Sox closer Jonathan Papelbon and catcher Jason Varitek were both tossed by Randazzo for arguing the strikezone in a game Boston came back to win, 9-8, after the A's tied it with four runs in the ninth -- all off Papelbon.
Papelbon, livid after he was ejected, ran over toward Randazzo and made contact with him, though he said he did not intend to do so. Papelbon, who had never been ejected before in his career, may face a fine and a suspension.
Boston began the inning, Papelbon's first, ahead, 7-3. Varitek was tossed after a Cliff Pennington double brought the A's within a run, and Papelbon faced the same fate one pitch later, after a game-tying single from pinch-hitter Conor Jackson.
"I don't believe so, if I did it wasn't on purpose," Papelbon said when asked if he made contact with Randazzo, who's been a Major League ump since 1999. "I don't think it was like anything, I may have brushed up against him but nothing like you know pushing him, so nothing to the point of where I was trying to get physical with him by any means."
Papelbon said he was trying to talk to his new catcher, Jarrod Saltalamacchia, and that he had his back to Randazzo at the time Randazzo took issue with his comments.
"I more or less was just trying to get Salty out here and say, 'Hey, you know, come talk to me, let's figure out this zone so I know how to go about this,'" Papelbon said. "Cause I had no idea what his zone was. I don't know, I guess he may have jumped to the conclusion that I was talking to him, and then I felt like he threw his arms up in the air, for no reason, towards me."
Saltalamacchia had a similar take.
"[Papelbon] was talking to me and then [Randazzo] kind of turned around and walked away, and then I don't know what happened after that," Saltalamacchia said. "He just kind of jumped out behind me and started talking to Pap. ... I don't think there was any reason for [the ejection]. Pap had already turned around and walked the other way. I think [the ump] should have just left it at that and moved on."
Varitek, 0-for-3 with two strikeouts, seemed upset after he struck out looking in the fifth inning, but said that was in the past by the time he became upset about pitches Papelbon wasn't getting called for strikes.

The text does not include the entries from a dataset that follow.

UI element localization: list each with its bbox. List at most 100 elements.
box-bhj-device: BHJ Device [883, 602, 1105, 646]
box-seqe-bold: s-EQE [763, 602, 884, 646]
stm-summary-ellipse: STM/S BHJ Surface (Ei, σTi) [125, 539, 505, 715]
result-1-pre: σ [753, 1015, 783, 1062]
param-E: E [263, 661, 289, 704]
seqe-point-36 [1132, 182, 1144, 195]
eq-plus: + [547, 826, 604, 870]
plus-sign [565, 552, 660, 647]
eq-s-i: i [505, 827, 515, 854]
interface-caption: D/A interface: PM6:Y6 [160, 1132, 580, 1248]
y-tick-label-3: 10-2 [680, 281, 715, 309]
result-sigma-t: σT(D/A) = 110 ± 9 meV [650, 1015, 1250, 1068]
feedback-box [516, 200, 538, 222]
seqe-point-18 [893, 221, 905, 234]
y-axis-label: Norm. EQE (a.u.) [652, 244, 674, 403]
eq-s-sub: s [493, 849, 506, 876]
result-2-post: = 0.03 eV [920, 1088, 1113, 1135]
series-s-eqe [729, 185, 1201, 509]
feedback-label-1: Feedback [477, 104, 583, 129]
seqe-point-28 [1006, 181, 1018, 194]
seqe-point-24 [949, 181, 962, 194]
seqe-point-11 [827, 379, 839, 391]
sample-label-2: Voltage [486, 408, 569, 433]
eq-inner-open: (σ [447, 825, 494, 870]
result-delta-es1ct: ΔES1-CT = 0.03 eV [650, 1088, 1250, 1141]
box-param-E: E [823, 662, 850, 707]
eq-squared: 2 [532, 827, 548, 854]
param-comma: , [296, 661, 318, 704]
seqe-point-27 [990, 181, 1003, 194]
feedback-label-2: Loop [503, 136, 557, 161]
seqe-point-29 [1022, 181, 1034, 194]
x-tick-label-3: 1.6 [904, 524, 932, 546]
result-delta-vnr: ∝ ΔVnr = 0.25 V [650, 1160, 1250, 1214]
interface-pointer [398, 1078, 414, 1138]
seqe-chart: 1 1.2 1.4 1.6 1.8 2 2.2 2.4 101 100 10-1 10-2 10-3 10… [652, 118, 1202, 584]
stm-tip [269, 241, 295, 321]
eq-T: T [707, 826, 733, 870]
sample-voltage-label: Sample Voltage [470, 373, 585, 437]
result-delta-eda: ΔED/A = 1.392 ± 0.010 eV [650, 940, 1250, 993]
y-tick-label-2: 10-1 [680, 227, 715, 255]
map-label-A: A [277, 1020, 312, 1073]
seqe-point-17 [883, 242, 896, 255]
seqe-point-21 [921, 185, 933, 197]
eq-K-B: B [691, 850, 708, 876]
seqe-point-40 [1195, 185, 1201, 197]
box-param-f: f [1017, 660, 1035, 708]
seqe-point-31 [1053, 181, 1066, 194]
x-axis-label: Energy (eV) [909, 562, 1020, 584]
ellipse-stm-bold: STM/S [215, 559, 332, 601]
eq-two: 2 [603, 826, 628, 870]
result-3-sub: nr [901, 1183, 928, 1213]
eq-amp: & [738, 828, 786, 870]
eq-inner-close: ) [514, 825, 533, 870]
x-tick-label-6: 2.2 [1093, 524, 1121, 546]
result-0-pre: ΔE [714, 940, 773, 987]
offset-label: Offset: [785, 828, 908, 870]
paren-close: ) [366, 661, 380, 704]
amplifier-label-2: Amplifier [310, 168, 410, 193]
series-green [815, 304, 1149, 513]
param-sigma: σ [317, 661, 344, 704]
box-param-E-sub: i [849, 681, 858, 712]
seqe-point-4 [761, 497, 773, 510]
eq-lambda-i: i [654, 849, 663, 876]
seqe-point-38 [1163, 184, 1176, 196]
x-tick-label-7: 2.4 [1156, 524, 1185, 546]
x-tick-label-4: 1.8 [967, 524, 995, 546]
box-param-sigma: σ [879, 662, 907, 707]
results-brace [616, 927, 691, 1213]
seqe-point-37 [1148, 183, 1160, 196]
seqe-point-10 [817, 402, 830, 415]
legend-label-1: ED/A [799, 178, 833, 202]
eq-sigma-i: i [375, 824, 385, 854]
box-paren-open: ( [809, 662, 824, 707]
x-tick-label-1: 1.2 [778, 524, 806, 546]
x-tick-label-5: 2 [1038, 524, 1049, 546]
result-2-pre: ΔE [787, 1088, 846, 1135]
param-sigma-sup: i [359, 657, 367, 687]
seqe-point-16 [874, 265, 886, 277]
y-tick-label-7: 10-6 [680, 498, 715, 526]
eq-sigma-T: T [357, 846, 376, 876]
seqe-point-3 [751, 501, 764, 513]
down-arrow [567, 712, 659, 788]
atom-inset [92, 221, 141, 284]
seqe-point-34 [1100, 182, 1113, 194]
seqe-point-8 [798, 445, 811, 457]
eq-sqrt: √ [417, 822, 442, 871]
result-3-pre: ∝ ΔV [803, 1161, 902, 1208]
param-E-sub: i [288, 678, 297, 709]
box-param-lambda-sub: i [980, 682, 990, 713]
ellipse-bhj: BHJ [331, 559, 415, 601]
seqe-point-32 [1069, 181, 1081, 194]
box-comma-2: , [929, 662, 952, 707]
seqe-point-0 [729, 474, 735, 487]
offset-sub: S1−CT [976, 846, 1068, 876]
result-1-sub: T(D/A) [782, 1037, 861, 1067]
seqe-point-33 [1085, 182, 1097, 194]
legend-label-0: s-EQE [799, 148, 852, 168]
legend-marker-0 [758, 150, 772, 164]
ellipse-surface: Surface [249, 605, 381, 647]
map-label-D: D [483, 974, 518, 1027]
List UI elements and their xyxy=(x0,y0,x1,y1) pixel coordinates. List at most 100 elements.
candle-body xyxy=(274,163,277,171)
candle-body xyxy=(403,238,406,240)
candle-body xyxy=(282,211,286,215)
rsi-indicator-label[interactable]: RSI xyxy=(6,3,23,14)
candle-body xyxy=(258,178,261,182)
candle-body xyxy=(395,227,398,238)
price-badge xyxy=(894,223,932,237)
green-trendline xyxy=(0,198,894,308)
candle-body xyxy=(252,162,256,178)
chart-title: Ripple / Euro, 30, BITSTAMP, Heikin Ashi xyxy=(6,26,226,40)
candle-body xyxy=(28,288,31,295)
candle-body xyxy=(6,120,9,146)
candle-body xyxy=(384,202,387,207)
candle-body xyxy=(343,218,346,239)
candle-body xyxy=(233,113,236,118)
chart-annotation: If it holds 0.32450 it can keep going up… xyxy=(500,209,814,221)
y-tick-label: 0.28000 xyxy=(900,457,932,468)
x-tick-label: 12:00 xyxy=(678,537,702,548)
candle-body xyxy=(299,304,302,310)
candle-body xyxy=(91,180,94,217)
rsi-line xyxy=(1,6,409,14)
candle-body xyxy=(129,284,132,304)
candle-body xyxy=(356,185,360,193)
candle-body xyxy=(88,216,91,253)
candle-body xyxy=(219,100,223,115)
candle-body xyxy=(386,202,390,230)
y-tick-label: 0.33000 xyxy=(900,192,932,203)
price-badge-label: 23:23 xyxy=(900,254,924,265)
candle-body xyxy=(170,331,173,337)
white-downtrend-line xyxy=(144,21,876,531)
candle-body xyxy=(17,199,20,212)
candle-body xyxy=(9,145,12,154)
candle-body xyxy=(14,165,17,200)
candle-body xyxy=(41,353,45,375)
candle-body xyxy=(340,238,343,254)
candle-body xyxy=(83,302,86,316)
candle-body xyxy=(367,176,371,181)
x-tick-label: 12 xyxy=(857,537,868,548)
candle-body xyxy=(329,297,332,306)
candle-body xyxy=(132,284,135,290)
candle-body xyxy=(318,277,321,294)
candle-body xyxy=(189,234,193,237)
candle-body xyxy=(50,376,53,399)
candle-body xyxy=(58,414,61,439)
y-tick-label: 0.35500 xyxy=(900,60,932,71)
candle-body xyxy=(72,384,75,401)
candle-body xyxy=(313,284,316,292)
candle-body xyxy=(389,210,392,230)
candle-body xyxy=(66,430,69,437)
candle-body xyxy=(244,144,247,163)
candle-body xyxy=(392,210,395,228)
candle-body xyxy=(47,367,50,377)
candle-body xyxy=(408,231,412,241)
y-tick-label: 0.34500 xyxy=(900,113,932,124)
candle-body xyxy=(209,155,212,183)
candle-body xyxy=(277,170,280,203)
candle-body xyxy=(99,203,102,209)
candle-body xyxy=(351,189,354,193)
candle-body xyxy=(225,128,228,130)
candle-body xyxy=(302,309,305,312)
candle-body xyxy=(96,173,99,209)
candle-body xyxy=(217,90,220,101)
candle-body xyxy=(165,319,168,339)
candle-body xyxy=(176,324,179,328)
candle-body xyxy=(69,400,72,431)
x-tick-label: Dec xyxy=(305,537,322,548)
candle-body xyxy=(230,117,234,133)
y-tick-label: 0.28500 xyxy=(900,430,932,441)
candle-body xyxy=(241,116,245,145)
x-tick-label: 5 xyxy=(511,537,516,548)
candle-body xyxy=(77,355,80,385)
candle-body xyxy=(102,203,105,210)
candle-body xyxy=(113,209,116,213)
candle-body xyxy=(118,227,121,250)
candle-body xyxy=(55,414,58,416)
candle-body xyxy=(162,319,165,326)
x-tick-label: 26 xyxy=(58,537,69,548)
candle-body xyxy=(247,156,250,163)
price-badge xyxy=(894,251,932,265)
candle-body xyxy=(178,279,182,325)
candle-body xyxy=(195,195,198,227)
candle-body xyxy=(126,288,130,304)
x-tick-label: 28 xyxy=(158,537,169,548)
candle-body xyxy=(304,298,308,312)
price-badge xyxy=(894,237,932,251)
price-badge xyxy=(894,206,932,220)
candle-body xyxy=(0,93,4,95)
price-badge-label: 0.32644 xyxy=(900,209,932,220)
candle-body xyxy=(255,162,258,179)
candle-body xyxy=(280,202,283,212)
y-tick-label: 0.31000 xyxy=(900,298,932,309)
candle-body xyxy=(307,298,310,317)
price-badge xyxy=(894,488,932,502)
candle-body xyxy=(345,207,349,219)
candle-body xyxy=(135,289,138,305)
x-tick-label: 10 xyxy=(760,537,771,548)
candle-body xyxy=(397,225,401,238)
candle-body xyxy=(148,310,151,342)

"It's hard to go into detail. I just felt like there were a few pitches with Pap that would change the course of that entire inning," said Varitek, who has five career ejections. "I could've handled things a little different."
Varitek said there was a two-strike pitch to Daric Barton, who walked as the second batter of the inning, that was particularly bothersome. Papelbon and manager Terry Francona had both gone over to Varitek to try to separate him from the umpire.
Francona got to the plate area quickly after Papelbon ran toward Randazzo.
"I wasn't out there for the conversations," Francona said. "I thought 'Tek was frustrated with his perception. I don't know about balls and strikes, but maybe just some inconsistencies on the zone. Pap said he was talking to Salty. That's what set him off. Again, I thought Tony got a little aggressive there. Once he charged him ... I can't get out there quick enough. I wish I could."
Crew chief Brian Gorman, who was at second base Saturday, said after the game that umpires "can't comment right now, because the report's not written. So we still got to write the report and any comment should be made after the report is filed with New York."
Papelbon said he was not concerned with the possibility of disciplinary action from the league.
"I know now that after the fact, maybe I should've handled it different," he said. "The league's going to come down on me the way they want to, whether they believe me or not. Like I said, I wasn't trying to maliciously bump him."